Meyreuil (5 800 habitants), dans le Pays d’Aix-en-Provence (Bouches-du-Rhône), est une commune au passé minier réunissant plusieurs hameaux. Ville démographiquement dynamique, grâce à l’arrivée de nouveaux couples avec des enfants jeunes, c’est aussi une ville culturellement animée. Barbara Ferreira, conseillère aux événements culturels et à l’école de musique et d’arts plastiques, pilote une intense activité de programmation mais aussi d’éveil et d’enseignement artistiques, avec l’appui du tissu associatif. Elle veille également, par le choix de la gratuité et la diversité de l’offre d’animation et de spectacles, à intéresser chacune et chacun.
Y a-t-il eu un changement de majorité aux dernières élections ?
La nouvelle équipe municipale menée par notre maire, Jean-Pascal Gournès, s’inscrit dans la continuité de la précédente mandature. Pour ma part, on m’a confiée la délégation aux événements culturels et à Muz’Art, l’école municipale d’arts plastiques et de musique de Meyreuil. Je suis élue depuis 2008. J’étais présidente et vice-présidente de l’Office municipal socioculturel pendant douze ans avant de prendre la fonction de conseillère lors des dernières élections.
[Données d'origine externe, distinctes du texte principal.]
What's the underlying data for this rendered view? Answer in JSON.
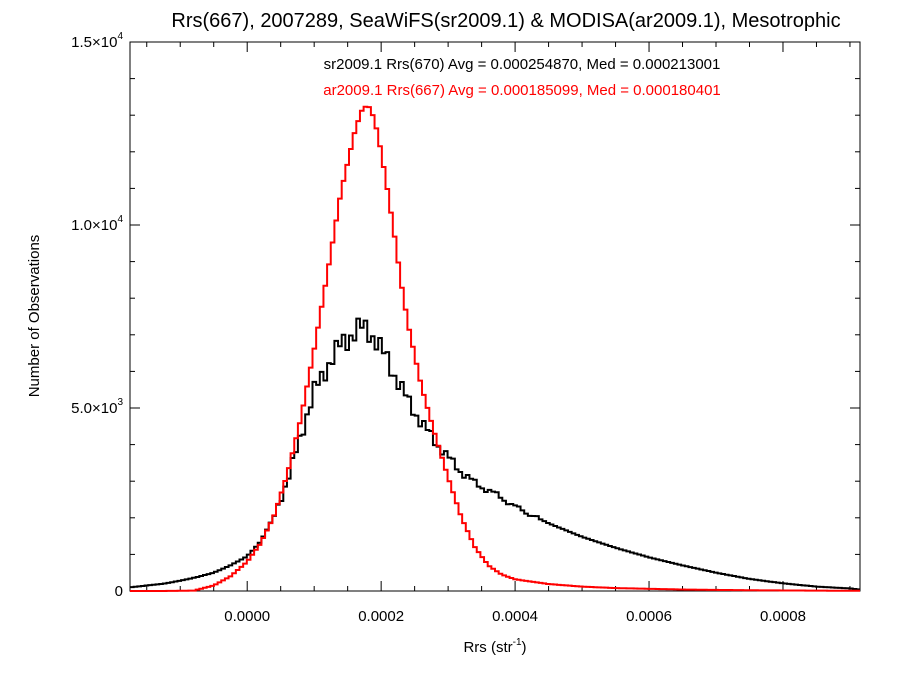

La particularité de votre territoire ?
La commune, à l’origine constituée de hameaux, se compose de plusieurs quartiers distants les uns des autres, avec cependant un centre administratif – “le vieux Meyreuil” – et, à 2 ou 3 kilomètres, le centre de vie de la commune, là où se situent les commerces et les écoles. Elle est en pleine expansion. La construction d’un nouveau quartier a permis l’arrivée de nouveaux foyers avec de jeunes enfants. Donc une ville très agréable à vivre – ni trop rurale ni trop urbaine et où de nombreuses entreprises sont implantées –, avec une grande mixité de population qui nous oblige à une programmation très variée pour que chacun puisse trouver ce qui l’intéresse.
Quelle est la fonction d’une politique culturelle au sein d’un projet politique ?
On aborde la culture sous plusieurs angles. Je travaille en étroite collaboration avec l’Office municipal socioculturel autour d’ateliers destinés à éveiller les plus petits à la culture via par exemple des concerts pédagogiques dans le cadre du Festival de blues, en septembre, ainsi que des spectacles pour les tout-petits, les enfants en crèche et à la maternelle. Cette fonction d’éveil d’une politique culturelle, qui passe aussi par des ateliers dans notre médiathèque, me semble fondamentale.
Autre axe : l’enseignement dispensé par l’école de musique et d’art que nous voulons faire agréer. Avec dix professeurs de musique, deux d’arts plastiques pour des cours qui vont de l’éveil musical (à partir de quatre ans) jusqu’à l’âge adulte, et 220 élèves, elle donne de très bons résultats.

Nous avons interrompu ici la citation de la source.